The bench options told their own tactical story. Even with R. James and J. Quansah ruled out through injury, Tuchel could still turn to B. Saka, A. Gordon, O. Watkins, I. Toney and E. Eze – a bench loaded with different profiles of final-third threat. Saka, already with 2 assists in the tournament from just 135 minutes, represented a particularly sharp late-game weapon, his 7 successful dribbles and 80% pass accuracy ideal for breaking down a tiring block.
Congo DR’s depth was more functional than transformative. C. Bakambu and S. Banza offered alternative reference points up front, while G. Kakuta and T. Bongonda could add guile between the lines. But with no clean sheets at all this campaign and an away record of 4 goals conceded in 3 matches, the question was always whether they could survive 90 minutes of sustained English pressure.
In the end, they could not. England’s 2–1 turnaround in regular time felt like a statistical correction as much as a dramatic twist. A side averaging 2.0 goals per match overall eventually hit their mark; a defence that had conceded just 0.8 per match overall limited Congo DR to the single strike. Kane’s presence, Bellingham’s control and the security of Rice in front of a settled back four gradually suffocated the upset.

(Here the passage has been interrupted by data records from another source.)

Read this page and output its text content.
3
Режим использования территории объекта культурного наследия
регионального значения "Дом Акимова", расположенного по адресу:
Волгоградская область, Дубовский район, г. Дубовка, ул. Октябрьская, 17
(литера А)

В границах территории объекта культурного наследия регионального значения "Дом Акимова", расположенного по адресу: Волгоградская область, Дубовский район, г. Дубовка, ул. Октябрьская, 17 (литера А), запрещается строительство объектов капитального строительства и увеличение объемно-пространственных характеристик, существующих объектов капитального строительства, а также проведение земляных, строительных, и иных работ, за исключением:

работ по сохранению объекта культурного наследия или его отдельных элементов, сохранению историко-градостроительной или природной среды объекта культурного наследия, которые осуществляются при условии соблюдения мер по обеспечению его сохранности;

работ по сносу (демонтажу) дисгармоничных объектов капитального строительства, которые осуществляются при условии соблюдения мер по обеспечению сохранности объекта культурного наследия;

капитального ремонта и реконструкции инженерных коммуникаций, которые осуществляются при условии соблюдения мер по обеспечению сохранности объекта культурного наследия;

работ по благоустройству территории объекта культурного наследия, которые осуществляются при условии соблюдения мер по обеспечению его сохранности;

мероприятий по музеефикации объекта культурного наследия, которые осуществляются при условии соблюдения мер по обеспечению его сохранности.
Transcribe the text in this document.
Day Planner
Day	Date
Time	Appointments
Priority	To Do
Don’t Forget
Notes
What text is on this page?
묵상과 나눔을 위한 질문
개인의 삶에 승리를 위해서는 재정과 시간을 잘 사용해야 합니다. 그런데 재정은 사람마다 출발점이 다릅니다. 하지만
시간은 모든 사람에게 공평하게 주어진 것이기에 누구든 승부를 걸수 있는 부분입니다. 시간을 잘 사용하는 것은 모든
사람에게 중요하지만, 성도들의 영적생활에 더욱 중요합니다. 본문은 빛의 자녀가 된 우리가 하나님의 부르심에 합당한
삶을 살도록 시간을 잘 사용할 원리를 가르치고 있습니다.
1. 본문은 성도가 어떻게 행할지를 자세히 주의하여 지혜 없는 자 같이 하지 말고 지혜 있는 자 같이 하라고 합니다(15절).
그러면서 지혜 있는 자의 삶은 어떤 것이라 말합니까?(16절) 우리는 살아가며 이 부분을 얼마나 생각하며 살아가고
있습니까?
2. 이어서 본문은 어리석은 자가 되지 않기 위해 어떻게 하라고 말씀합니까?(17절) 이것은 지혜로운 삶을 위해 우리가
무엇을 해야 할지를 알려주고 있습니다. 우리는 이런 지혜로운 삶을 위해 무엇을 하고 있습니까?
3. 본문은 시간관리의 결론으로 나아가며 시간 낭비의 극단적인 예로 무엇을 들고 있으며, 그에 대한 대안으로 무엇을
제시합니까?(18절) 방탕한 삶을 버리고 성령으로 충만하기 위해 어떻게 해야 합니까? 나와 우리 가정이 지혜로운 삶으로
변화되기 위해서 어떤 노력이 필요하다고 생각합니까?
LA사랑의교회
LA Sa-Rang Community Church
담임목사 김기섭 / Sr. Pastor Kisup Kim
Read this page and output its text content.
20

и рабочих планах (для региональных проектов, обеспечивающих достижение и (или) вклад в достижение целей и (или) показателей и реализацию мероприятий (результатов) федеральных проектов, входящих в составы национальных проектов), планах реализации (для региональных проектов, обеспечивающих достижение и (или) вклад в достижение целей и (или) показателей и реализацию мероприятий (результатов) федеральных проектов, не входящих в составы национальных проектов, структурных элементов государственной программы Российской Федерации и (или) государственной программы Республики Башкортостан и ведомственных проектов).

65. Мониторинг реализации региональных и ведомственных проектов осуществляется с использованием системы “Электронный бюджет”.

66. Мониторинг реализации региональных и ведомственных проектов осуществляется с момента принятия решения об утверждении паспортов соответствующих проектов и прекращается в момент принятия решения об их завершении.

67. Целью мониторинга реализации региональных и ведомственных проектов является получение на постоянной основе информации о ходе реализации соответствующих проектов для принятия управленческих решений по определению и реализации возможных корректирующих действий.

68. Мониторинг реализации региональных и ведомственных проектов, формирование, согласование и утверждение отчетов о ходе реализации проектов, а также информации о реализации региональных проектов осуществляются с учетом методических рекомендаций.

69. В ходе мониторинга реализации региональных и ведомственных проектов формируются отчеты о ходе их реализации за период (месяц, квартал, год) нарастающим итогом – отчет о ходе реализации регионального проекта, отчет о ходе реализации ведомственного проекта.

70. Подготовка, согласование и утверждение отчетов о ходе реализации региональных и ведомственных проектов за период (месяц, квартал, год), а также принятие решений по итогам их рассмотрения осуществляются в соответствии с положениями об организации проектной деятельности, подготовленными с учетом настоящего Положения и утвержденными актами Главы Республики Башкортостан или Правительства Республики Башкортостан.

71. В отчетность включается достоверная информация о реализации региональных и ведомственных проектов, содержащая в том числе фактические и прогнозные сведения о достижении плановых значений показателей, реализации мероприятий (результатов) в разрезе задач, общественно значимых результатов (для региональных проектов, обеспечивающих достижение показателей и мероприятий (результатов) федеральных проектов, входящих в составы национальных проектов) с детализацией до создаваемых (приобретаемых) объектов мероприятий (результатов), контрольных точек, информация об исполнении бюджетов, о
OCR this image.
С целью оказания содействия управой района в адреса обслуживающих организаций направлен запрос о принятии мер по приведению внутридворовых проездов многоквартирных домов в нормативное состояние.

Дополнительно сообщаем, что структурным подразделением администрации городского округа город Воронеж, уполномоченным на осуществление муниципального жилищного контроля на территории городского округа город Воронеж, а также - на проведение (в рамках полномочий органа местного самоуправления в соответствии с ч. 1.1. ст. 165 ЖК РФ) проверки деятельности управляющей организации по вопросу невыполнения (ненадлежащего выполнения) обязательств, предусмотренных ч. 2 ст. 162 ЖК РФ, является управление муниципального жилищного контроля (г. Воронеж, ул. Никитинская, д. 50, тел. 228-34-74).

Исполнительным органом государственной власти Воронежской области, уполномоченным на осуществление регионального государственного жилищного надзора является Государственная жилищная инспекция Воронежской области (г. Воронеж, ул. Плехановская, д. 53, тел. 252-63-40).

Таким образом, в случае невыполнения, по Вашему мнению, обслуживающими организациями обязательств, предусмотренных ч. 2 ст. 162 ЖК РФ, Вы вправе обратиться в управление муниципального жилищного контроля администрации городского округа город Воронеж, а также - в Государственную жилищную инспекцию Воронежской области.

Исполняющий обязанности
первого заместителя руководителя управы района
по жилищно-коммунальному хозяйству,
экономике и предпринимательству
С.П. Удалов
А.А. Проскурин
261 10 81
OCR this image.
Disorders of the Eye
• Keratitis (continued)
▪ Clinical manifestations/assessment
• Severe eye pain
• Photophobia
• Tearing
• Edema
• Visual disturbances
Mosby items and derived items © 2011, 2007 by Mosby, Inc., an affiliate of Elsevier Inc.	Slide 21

Following this result, the patterns hold: England advance looking like a team whose numbers and narrative are aligned – efficient, resilient, and with enough attacking depth to change games from the bench. Congo DR exit having proved they can hurt elite opponents, but their inability to produce a clean sheet, especially on their travels, ultimately defined their ceiling at this World Cup.